The backend team started by playing around with the Twitter API to find out how it works. We began by creating a list of recent tweets, filtered by a user input and then progressed onto filtering the words in these tweets. It was difficult to make the list representative of the sentiment of the tweets. We got rid of filler words, punctuation and words that didn’t appear frequently. We created a dictionary containing each word and its frequency, for use in the word cloud. We also measured the polarity of each tweet for use in our bar chart.

One problem we faced was using pagination: twitter only allowed us to generate 100 tweets per query, but we needed a larger sample size. We initially tried to write our own loop that followed the next token to make requests for the next pages, but realised that it wasn’t as performant as using tweepy’s paginator class. We also struggled to integrate the front and backend due to a CORS error. No one on our team has had any experience in this area, so we had to research a solution and eventually found that setting a header on the web server fixed the issue.

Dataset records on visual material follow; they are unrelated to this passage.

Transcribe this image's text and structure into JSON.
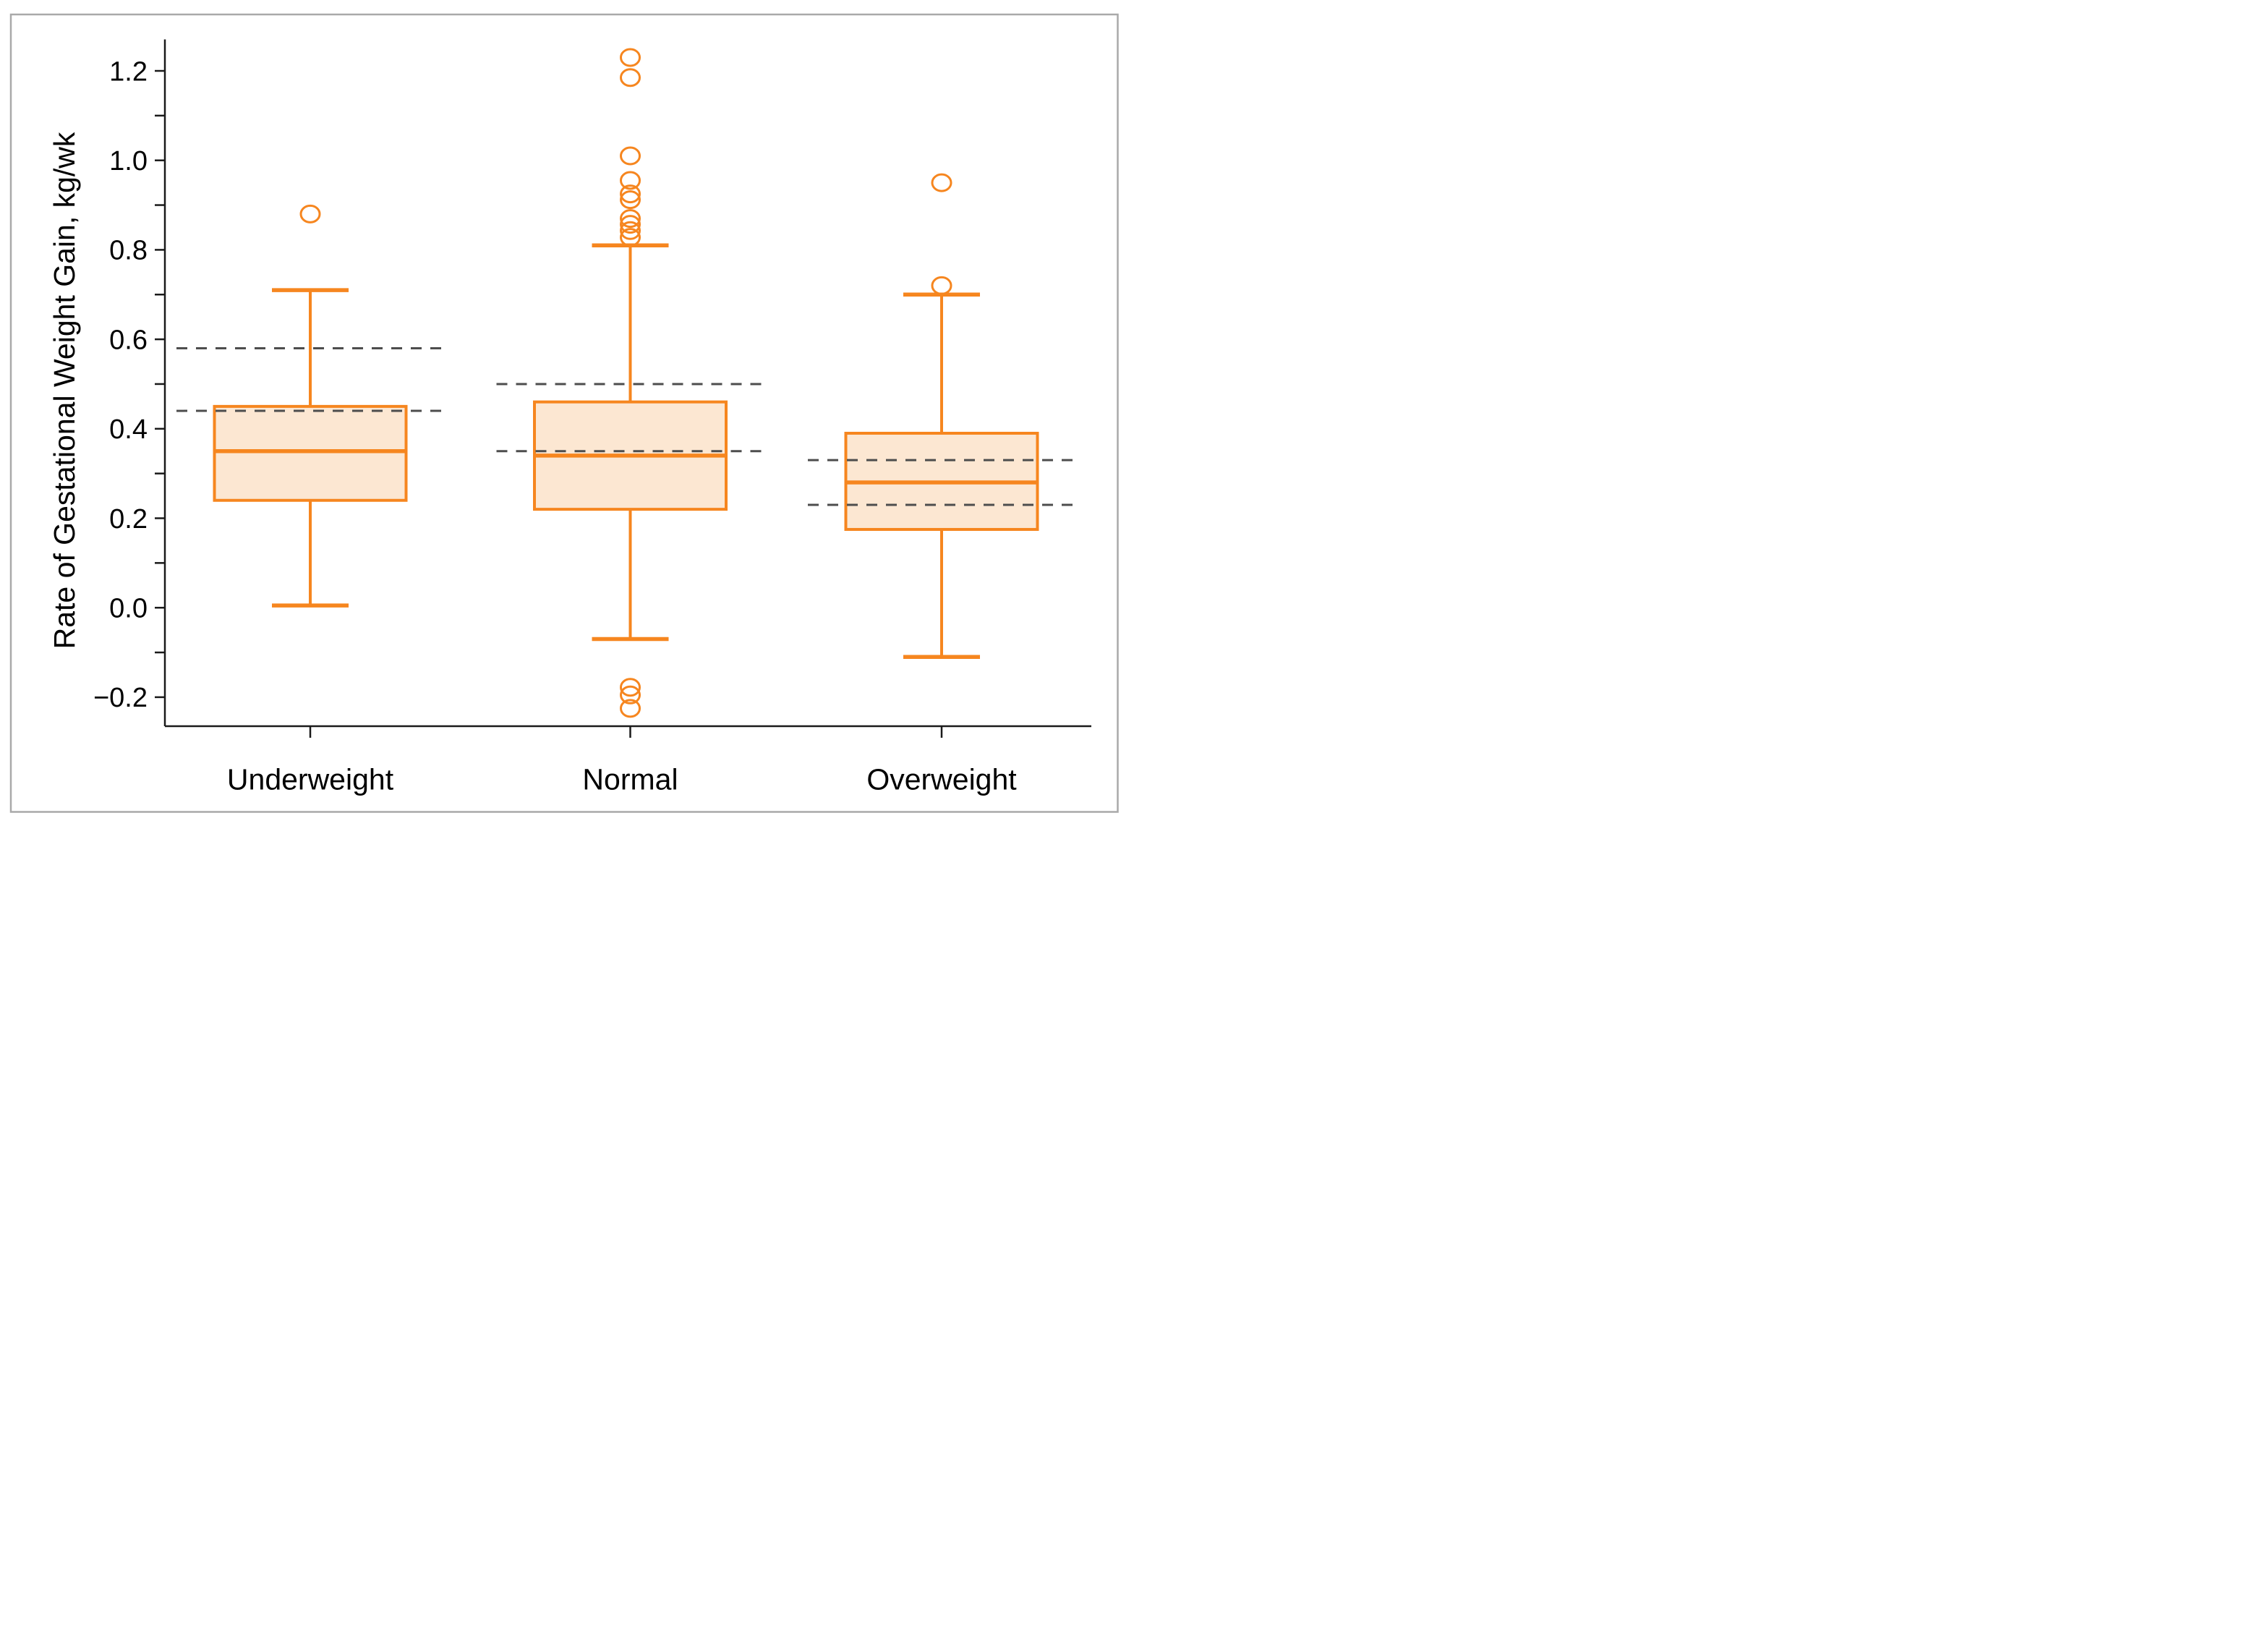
{
  "figure": {
    "background": "#ffffff",
    "border_color": "#a9a9a9"
  },
  "chart_data": {
    "type": "boxplot",
    "title": "",
    "xlabel": "",
    "ylabel": "Rate of Gestational Weight Gain, kg/wk",
    "categories": [
      "Underweight",
      "Normal",
      "Overweight"
    ],
    "ylim": [
      -0.27,
      1.27
    ],
    "grid": false,
    "legend": "none",
    "ytick_labels": [
      "1.2",
      "1.0",
      "0.8",
      "0.6",
      "0.4",
      "0.2",
      "0.0",
      "−0.2"
    ],
    "ytick_values": [
      1.2,
      1.0,
      0.8,
      0.6,
      0.4,
      0.2,
      0.0,
      -0.2
    ],
    "ytick_minor_values": [
      1.1,
      0.9,
      0.7,
      0.5,
      0.3,
      0.1,
      -0.1
    ],
    "series": [
      {
        "category": "Underweight",
        "q1": 0.24,
        "median": 0.35,
        "q3": 0.45,
        "whisker_low": 0.005,
        "whisker_high": 0.71,
        "outliers": [
          0.88
        ],
        "guideline_low": 0.44,
        "guideline_high": 0.58
      },
      {
        "category": "Normal",
        "q1": 0.22,
        "median": 0.34,
        "q3": 0.46,
        "whisker_low": -0.07,
        "whisker_high": 0.81,
        "outliers": [
          1.23,
          1.185,
          1.01,
          0.955,
          0.925,
          0.912,
          0.87,
          0.857,
          0.843,
          0.828,
          -0.178,
          -0.195,
          -0.225
        ],
        "guideline_low": 0.35,
        "guideline_high": 0.5
      },
      {
        "category": "Overweight",
        "q1": 0.175,
        "median": 0.28,
        "q3": 0.39,
        "whisker_low": -0.11,
        "whisker_high": 0.7,
        "outliers": [
          0.95,
          0.72
        ],
        "guideline_low": 0.23,
        "guideline_high": 0.33
      }
    ],
    "colors": {
      "box_stroke": "#f6861f",
      "box_fill": "#fce7d2",
      "median": "#f6861f",
      "whisker": "#f6861f",
      "outlier": "#f6861f",
      "guideline_dash": "#4d4d4d",
      "axis": "#1a1a1a",
      "text": "#000000"
    }
  }
}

We learnt so much during the day and really enjoyed the process. We learnt how to work as team and communicate with each other but also how to work with APIs, natural language processing, sentiment analysis and how to integrate the front-end and the back-end together. We also learnt how to code Word Clouds!

We’re really proud of the integration of the front and backend of our project. We’re also very happy with the way in which the data is presented in the word cloud and bar chart. If we’d had more time, we’d have added more analytics, for example location data and the frequency of the tweets. We’d also have liked to make our program a little faster.